L’acteur, 69 ans au compteur, continue d’imprimer l’écran avec son charisme fou et sa légende d’imperator. C’est lui l’arme fatale de ce péplum agité.
"Quand j’ai fait le premier Gladiator", raconte Ridley Scott, "je me suis demandé : Où sont les vieux salopards ? Richard Harris est vivant ? OK. Oliver Reed ? OK. David Hemmings ? Parfait. Reed était très excentrique, mais quelle personnalité ! Avec eux, vous avez quelque chose devant la caméra que vous ne pouvez pas programmer. Je pouvais me planter à tout moment, mais la valeur de ce qu’ils apportaient à l’écran était inestimable. Vingt ans plus tard, j’avais besoin pour Gladiator II d’un acteur tout aussi formidable, mais encore plus, j’avais besoin d’un vrai bad guy. J’ai pensé à Denzel. Je lui ai envoyé une peinture de Jean-Léon Gérôme : c’était l’illustration d’un Noir spectaculaire, avec des muscles épais, vêtu d’étoffes orange et bleues. Un seigneur, un riche marchand, de toute évidence. Je lui ai dit :'Voilà, ça, c’est ton personnage.' Et il m’a répondu : 'OK, je le fais.'"

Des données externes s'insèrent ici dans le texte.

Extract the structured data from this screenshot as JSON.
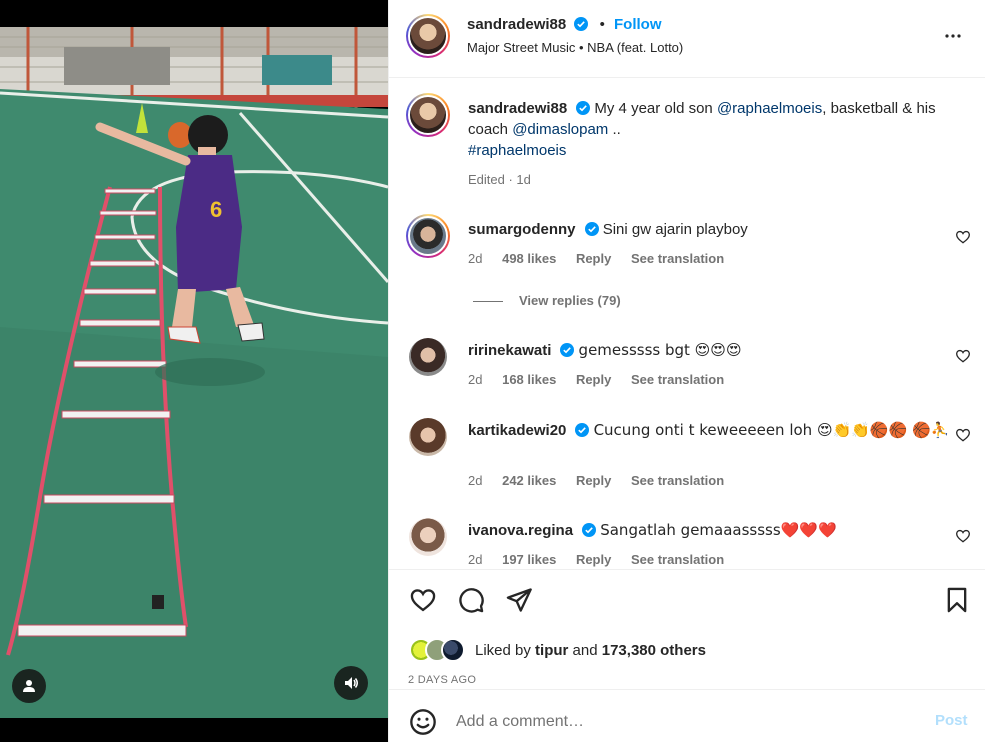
{
  "post": {
    "author": "sandradewi88",
    "follow_label": "Follow",
    "audio": "Major Street Music • NBA (feat. Lotto)",
    "dot": "•"
  },
  "caption": {
    "username": "sandradewi88",
    "text_before": "My 4 year old son ",
    "mention1": "@raphaelmoeis",
    "text_mid": ", basketball & his coach ",
    "mention2": "@dimaslopam",
    "text_after": " ..",
    "hashtag": "#raphaelmoeis",
    "meta": "Edited · 1d"
  },
  "comments": [
    {
      "username": "sumargodenny",
      "text": "Sini gw ajarin playboy",
      "time": "2d",
      "likes": "498 likes",
      "reply": "Reply",
      "translate": "See translation"
    },
    {
      "username": "ririnekawati",
      "text": "gemesssss bgt 😍😍😍",
      "time": "2d",
      "likes": "168 likes",
      "reply": "Reply",
      "translate": "See translation"
    },
    {
      "username": "kartikadewi20",
      "text": "Cucung onti t keweeeeen loh 😍👏👏🏀🏀 🏀⛹",
      "time": "2d",
      "likes": "242 likes",
      "reply": "Reply",
      "translate": "See translation"
    },
    {
      "username": "ivanova.regina",
      "text": "Sangatlah gemaaasssss❤️❤️❤️",
      "time": "2d",
      "likes": "197 likes",
      "reply": "Reply",
      "translate": "See translation"
    }
  ],
  "view_replies": "View replies (79)",
  "likes": {
    "prefix": "Liked by",
    "user": "tipur",
    "joiner": "and",
    "others": "173,380 others"
  },
  "post_date": "2 DAYS AGO",
  "comment_box": {
    "placeholder": "Add a comment…",
    "post_label": "Post"
  },
  "icons": [
    "more-icon",
    "heart-icon",
    "comment-icon",
    "share-icon",
    "bookmark-icon",
    "emoji-icon",
    "user-tag-icon",
    "sound-icon",
    "verified-icon"
  ],
  "colors": {
    "accent": "#0095f6",
    "verified": "#0095f6",
    "mention": "#00376b",
    "muted": "#737373",
    "post_disabled": "#b2dffc",
    "court": "#3f8a6e"
  }
}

Un peintre pompier aura donc eu raison de Denzel qui doit être, dans l’esprit de Ridley Scott, à la fois l’héritier des monstres sacrés british et une force de la nature. De fait, quand il rentre dans le champ de Gladiator II, le film change de nature. Jusqu’à son arrivée, Scott racontait le parcours d’un jeune combattant devenu l’esclave de Rome, un néo-Ben-Hur épique et réjouissant. Et puis, tout à coup, plus rien n’existe. Denzel mange le cadre. Son petit rictus, sa lassitude un peu jouée, et cette manière de traîner sur des mots ou des expressions.
Dès qu’il pénètre dans l’arène, le film lui appartient. Scott explique qu’il voulait un méchant, mais dans la première partie, il s’agit d’abord d’un marchand d’esclaves qui passe un pacte avec le héros. Il joue Macrinus (Macrin), un personnage historique, Maure romanisé d’origine modeste et qui deviendra empereur. Un peu comme American Gangster, Gladiator II raconte l’invraisemblable ascension d’un type de second plan qui devient le nouveau boss.
Mais Macrinus est plus ambivalent que Frank Lucas. Quand Lucius (Paul Mescal) le découvre, c’est un ambitieux qui fournit les légions européennes en vin, en huile et en nourriture, fabrique des lances, des canons et des catapultes. Un ancien pauvre à qui son intelligence a permis d’intégrer les coulisses du pouvoir. Il peut être cruel, mais il est surtout charmant, faible avec les puissants et fort avec les faibles. Charismatique tout en projetant la force morale d’un self-made-man.
Le Macrinus du début, c’est le Denzel que le public aime : un homme ordinaire, équilibrant son sourire de 1000 watts avec la gravité fatiguée du type qui a tout vu. Et puis, juste au moment où l’on pense connaître ce type, Gladiator II tourne sur lui-même et Macrinus se transforme en salopard intrigant. Ce n’est plus le vecteur de la réussite du héros, un homme à la dignité tranquille et malléable. C’est un vaniteux, un homme en colère, toujours sur la brèche. Prêt à tout.
Washington devient alors littéralement génial, livrant le portrait d’un courtisan nerveux qui résonne avec le racisme yankee et tend un miroir à peine déformant de l’époque. Et si les sous-intrigues s’amoncellent autour des César, si la puissance symbolique de l’histoire reste passionnante, c’est bien la force de Denzel (son imprévisibilité, pour reprendre l’idée de Scott, sa sauvagerie) qui devient le vrai principe de mise en scène. Il arpente le décor de cette Rome comme s’il était dans une pièce d’August Wilson.
Assis dans les loges de l’arène, il imprègne tout. Les naumachies ou les combats de gladiateurs sont filmés en anamorphique, mais c’est Washington qui commande le cadre. Comment il franchit la porte du palais, comment il jette un regard habité de démons lorsqu’il scanne l’arène ou qu’il observe les intrigants, comment il déclame chaque phrase comme si c’était du Shakespeare (sans faux accent british en plus)... Les épaules larges, Denzel utilise sa morphologie avec cet appétit du geste et ce sens de l’incarnation qu’on aimait tant chez les acteurs anglais 70s. Un empereur, définitivement.